Assignments
LING 467

New assignments will be added here each week.

Assignment 1 -- Due 19 Jan 04

1. Reading:
 a. Chapter 1 of Modern Information Retrieval by Baeza-Yates and Ribeiro-Neto
 b. Article by Grefenstette and Tapanainen
    What is a Word? What is a Sentence? (1994)

2. Send me email that provides me with the following information.

Your name
Your email address
Your status (undergrad, grad, which program you are in)
What prior programming experience do you have?
What would you like to get from this course?
Do you have a personal computer? If so, what kind?

3. Download perl and install it on your machine.


Assignment 2 -- Due 26 Jan 04

1. Reading
 a. Chapter 2 of Modern Information Retrieval by Baeza-Yates and Ribeiro-Neto
 b. Steve Lawrence and C. Lee Giles, NEC Research Institute
   Searching the World Wide Web - From Science Magazine

2. Program
Write a perl program to find words in a text file, count them and
display a frequency list for the  words in the text.  Your program
should use a subroutine that accepts a string as input and returns
a list of the words found.  Try to make your function be a good one,
not just the simplest thing that works.
  • Here is some Test Data that could be used to test your program. 3. Find at least one example of some string that would be problematic for a word finding program, e.g. "4x4" or "$1million". (Send me an email with your example(s)).

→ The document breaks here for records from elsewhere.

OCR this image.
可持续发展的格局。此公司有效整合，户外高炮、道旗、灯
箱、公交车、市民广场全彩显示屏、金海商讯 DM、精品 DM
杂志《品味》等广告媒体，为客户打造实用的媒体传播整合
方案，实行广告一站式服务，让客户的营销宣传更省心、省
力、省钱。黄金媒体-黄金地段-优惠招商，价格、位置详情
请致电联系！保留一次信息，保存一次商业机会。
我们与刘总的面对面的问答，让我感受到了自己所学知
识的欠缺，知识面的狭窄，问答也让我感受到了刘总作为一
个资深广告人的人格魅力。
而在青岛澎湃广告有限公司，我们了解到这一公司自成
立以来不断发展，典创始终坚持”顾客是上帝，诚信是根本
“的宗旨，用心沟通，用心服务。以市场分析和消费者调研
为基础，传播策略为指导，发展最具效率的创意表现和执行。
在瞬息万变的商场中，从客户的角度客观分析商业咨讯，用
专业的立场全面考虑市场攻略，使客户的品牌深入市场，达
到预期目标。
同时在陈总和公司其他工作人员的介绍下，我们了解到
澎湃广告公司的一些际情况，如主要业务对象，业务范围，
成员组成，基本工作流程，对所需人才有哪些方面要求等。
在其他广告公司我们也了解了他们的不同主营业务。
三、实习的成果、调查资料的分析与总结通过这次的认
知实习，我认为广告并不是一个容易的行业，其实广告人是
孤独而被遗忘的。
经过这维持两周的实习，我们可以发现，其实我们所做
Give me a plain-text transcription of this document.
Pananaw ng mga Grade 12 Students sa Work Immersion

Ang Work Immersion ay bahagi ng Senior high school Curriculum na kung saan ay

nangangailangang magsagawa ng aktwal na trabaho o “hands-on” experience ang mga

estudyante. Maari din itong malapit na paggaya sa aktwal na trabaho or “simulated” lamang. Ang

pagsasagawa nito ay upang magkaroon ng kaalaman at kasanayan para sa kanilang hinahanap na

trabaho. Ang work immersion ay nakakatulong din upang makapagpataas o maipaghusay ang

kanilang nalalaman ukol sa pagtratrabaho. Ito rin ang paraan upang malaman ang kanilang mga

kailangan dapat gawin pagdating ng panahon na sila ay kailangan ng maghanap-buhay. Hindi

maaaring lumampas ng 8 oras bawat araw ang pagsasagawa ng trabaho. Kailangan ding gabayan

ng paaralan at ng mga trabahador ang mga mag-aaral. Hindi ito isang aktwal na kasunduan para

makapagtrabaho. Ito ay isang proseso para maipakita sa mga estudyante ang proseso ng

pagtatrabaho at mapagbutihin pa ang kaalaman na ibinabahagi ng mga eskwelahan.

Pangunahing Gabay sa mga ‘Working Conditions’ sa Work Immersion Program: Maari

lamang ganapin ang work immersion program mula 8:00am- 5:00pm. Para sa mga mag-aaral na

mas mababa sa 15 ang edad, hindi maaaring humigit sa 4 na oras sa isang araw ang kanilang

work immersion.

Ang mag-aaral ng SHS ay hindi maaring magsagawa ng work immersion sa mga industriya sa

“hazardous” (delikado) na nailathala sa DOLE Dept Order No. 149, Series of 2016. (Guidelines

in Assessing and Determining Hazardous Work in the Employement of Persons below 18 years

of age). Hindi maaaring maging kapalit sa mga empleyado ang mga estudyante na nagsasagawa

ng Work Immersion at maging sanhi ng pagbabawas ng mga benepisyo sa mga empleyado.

    Assignment 3 -- Due 10 Feb 04

    
    General Instructions
    Each time I make a programming assignment, everyone in
    the class will be turning in a program. In order to keep
    track of each student's programs, I would like you to
    adopt the following naming convention. Please make the
    name of each program start with your initials followed
    by _HWn.pl  (where n is the number of the assignment
    to which you are responding). Thus, for assignment 2,
    my program would be called GVW_HW2.pl. If you need to
    turn in more than one program for a single assignment,
    place A, B, ... after the assignment number (e.g.
    GVW_HW2A.pl).
    
    1. Program
    Refine your word finding program. This time, you should
    make a subroutine called TokenizeWords that takes a
    text string as an arguement and returns an array of the
    words in the string. Your program should work with
    the driver program provided HERE. The text that I used
    for testing your previous assignments and discussed in
    class is available HERE.
    
    2. Program
    Make a subroutine called IndexableWords that takes
    a list of words (from TokenizeWords) and post-processes
    them into a list of words for indexing. It should work
    with the same driver program as above.
    
    Note: We will talk about this assignment in class.
    
    

    Assignment 4 -- Due 17 Feb 04

    1. Reading
    Chapter 4 of Modern Information Retrieval by Baeza-Yates and Ribeiro-Neto
    
    2. Program
    Write a program that will process a file. Your program should:
      a. Identify documents (document boundaries)
      b. Identify metadata like title and date
      c. Identify the text body of the document
    
    Your output does not need to be elaborate. This will become a part
    of your indexer where the output will be the index files.      
    

    Assignment 5 -- Due 22 Feb 04

    1. Reading
    Chapter 8 of Modern Information Retrieval by Baeza-Yates and Ribeiro-Neto
    
    2. Program
    In assignments 2 and 3, you wrote a subroutine to find words in a text.
    In assignment 4, you wrote a program to handle multiple documents. For
    this assignment, you should merge the two. Your program should accept a
    list of files, each of which may contain multiple documents. It should
    loop through the documents and extract relevant metadata (at least the
    title) and identify the body of the text. For each document, your program
    should print out the title, the total number of words (tokens) in the
    text and the number of distinct words (types) in the text.
    
    

    Assignment 6 -- Due 23 March 04

    
    Program: Enhance your program from Assignment 5 to build your indexer.
    You should either use the three file index structure discussed in
    class or submit a description of the structure that you are using.
    You will need to keep track of things like the byte position of the
    documents to support retrieval later.
    
    

    Assignment 7 -- Due 30 March 04

    Write a preliminary version of your search engine.
    Use the index files that you generated last time to
    find files that contain words from a user query.